Il rapporto con l’ambiente è una delle determinanti fondamentali dello stato di salute della popolazione umana poiché può influire indirettamente o direttamente su di essa. La salute è una condizione di equilibrio dinamico tra il soggetto e l’ambiente che lo circonda; gli individui vivono, attraversano e modificano l’ambiente, per questo motivo la salute è un diritto tanto individuale quanto collettivo. Riconoscere la salute come un diritto collettivo significa riconoscere l’esistenza di diritti riguardanti l’ambiente, significa affermare la necessità di tutelare forme di giustizia ambientale che non possono non essere strettamente legate, intrecciate e talvolta sovrapposte alla giustizia sociale.
Il diritto alla salute consta, pervade e viene pervaso dall’ecologia come disciplina che studia le funzioni di relazione tra l’uomo, gli organismi vegetali e animali e l’ambiente in cui vivono.
In senso più “attivo” si può dire che la salute agisce l’ecologia, facendo sì che l’uomo e l’ambiente vengano l’uno influenzati dall’altra; con il risultato pur logico che le relazioni tra uomo ed ambiente si fondano su un rapporto direttamente proporzionale al rispetto che il primo dona al secondo.
La società odierna, del capitale avanzato, ha una storia secolare di rapporto pessimo delle funzioni di relazione tra uomo ed ambiente, quest’ultimo ridotto a mero palco dell’attività umana, spogliato delle sue funzioni di sinergia con l’uomo e reificato a merce da sfruttare in vari e fantasiosi modi.
La traduzione in termini concreti di quanto l’uomo pratichi un attacco suicida alla biosfera ha le parole della perdita del diritto globale alla salute e del depauperamento della possibilità dei governi, stretti nell’intreccio da e con il capitale, di tutelare la salute dei cittadini.

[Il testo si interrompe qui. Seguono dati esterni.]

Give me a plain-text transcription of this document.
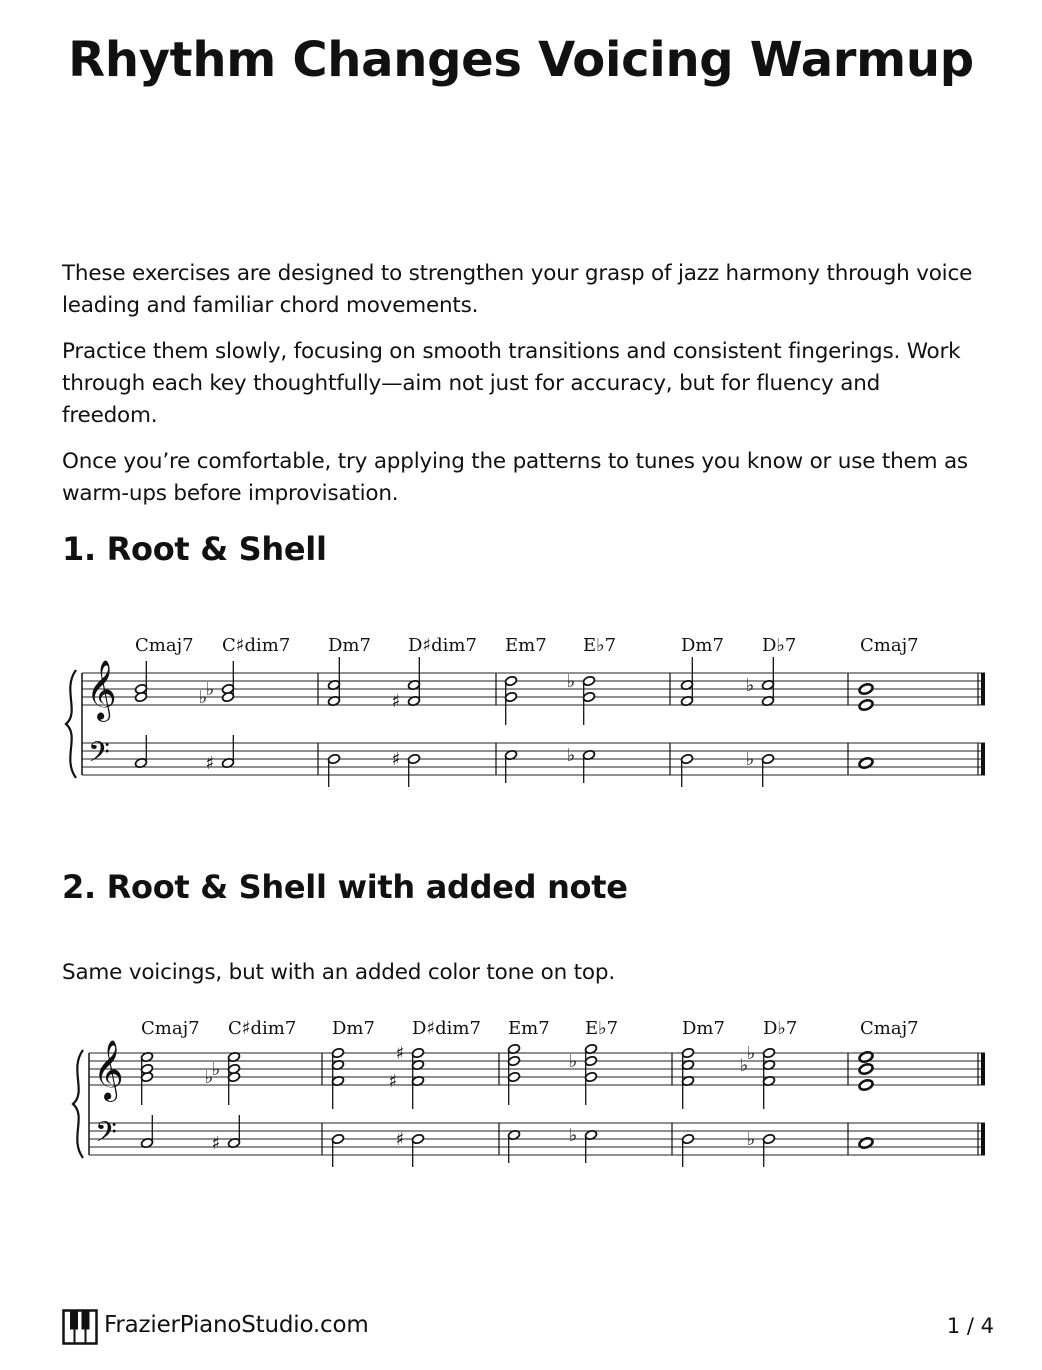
Rhythm Changes Voicing Warmup

These exercises are designed to strengthen your grasp of jazz harmony through voice leading and familiar chord movements.

Practice them slowly, focusing on smooth transitions and consistent fingerings. Work through each key thoughtfully—aim not just for accuracy, but for fluency and freedom.

Once you’re comfortable, try applying the patterns to tunes you know or use them as warm-ups before improvisation.

1. Root & Shell
𝄞
𝄢
Cmaj7 C♯dim7
♭
♭
♯
Dm7 D♯dim7
♯
♯
Em7 E♭7
♭
♭
Dm7 D♭7
♭
♭
Cmaj7
2. Root & Shell with added note

Same voicings, but with an added color tone on top.

𝄞
𝄢
Cmaj7 C♯dim7
♭
♭
♯
Dm7 D♯dim7
♯
♯
♯
Em7 E♭7
♭
♭
Dm7 D♭7
♭
♭
♭
Cmaj7
FrazierPianoStudio.com	1 / 4
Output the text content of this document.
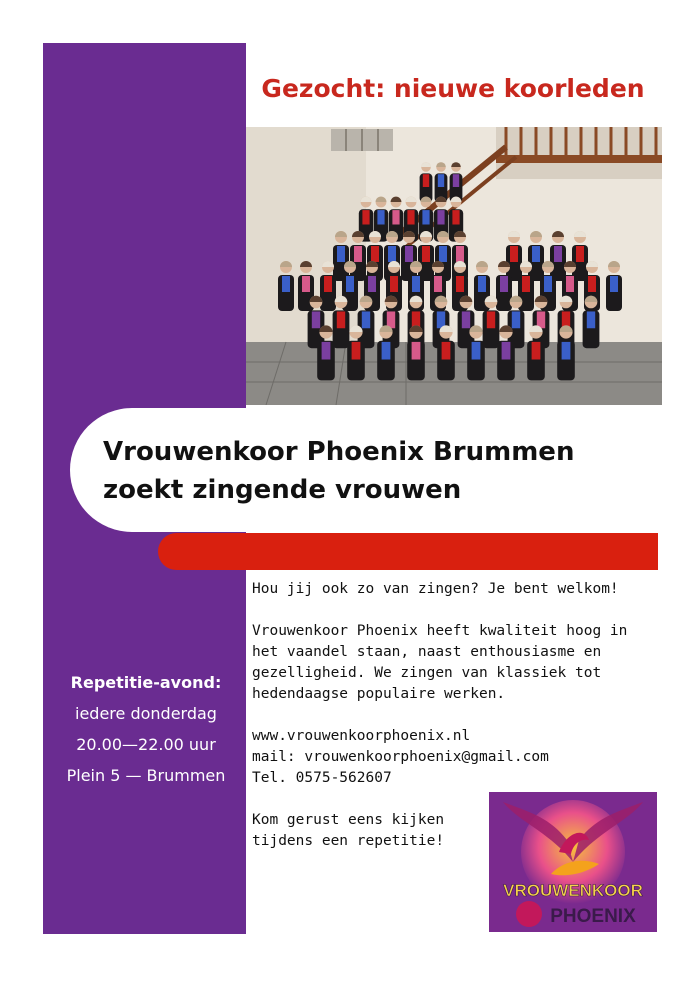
Gezocht: nieuwe koorleden
Vrouwenkoor Phoenix Brummen
zoekt zingende vrouwen
Repetitie-avond:
iedere donderdag
20.00—22.00 uur
Plein 5 — Brummen

Hou jij ook zo van zingen? Je bent welkom!

Vrouwenkoor Phoenix heeft kwaliteit hoog in

het vaandel staan, naast enthousiasme en

gezelligheid. We zingen van klassiek tot

hedendaagse populaire werken.

www.vrouwenkoorphoenix.nl

mail: vrouwenkoorphoenix@gmail.com

Tel. 0575-562607

Kom gerust eens kijken

tijdens een repetitie!

VROUWENKOOR
PHOENIX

Accade talvolta che in un’ottica di autoconservazione organica e funzionale i cittadini agiscano partendo dal basso per rivendicare, tramite l’agire collettivo, di comunità, il diritto alla salute ed al rapporto edificante tra uomo e ambiente, agendo una sinergia a più livelli: tra pubblico e privato, tra cittadini e istituzioni, tra vulnerati e vulnerabili.
É qualcosa di immensamente importante questo farsi comunità della comunità stessa, che viene definito resilienza di comunità: è un processo che mette in relazione un insieme di capacità, comportamenti e reti con l’adattamento in seguito ad un evento collettivo perturbante.
La complessità di questi temi è stata meravigliosamente affrontata nel quinto numero del Global Health Watch – report alternativo sulla salute mondiale pubblicato il 15 dicembre 2017.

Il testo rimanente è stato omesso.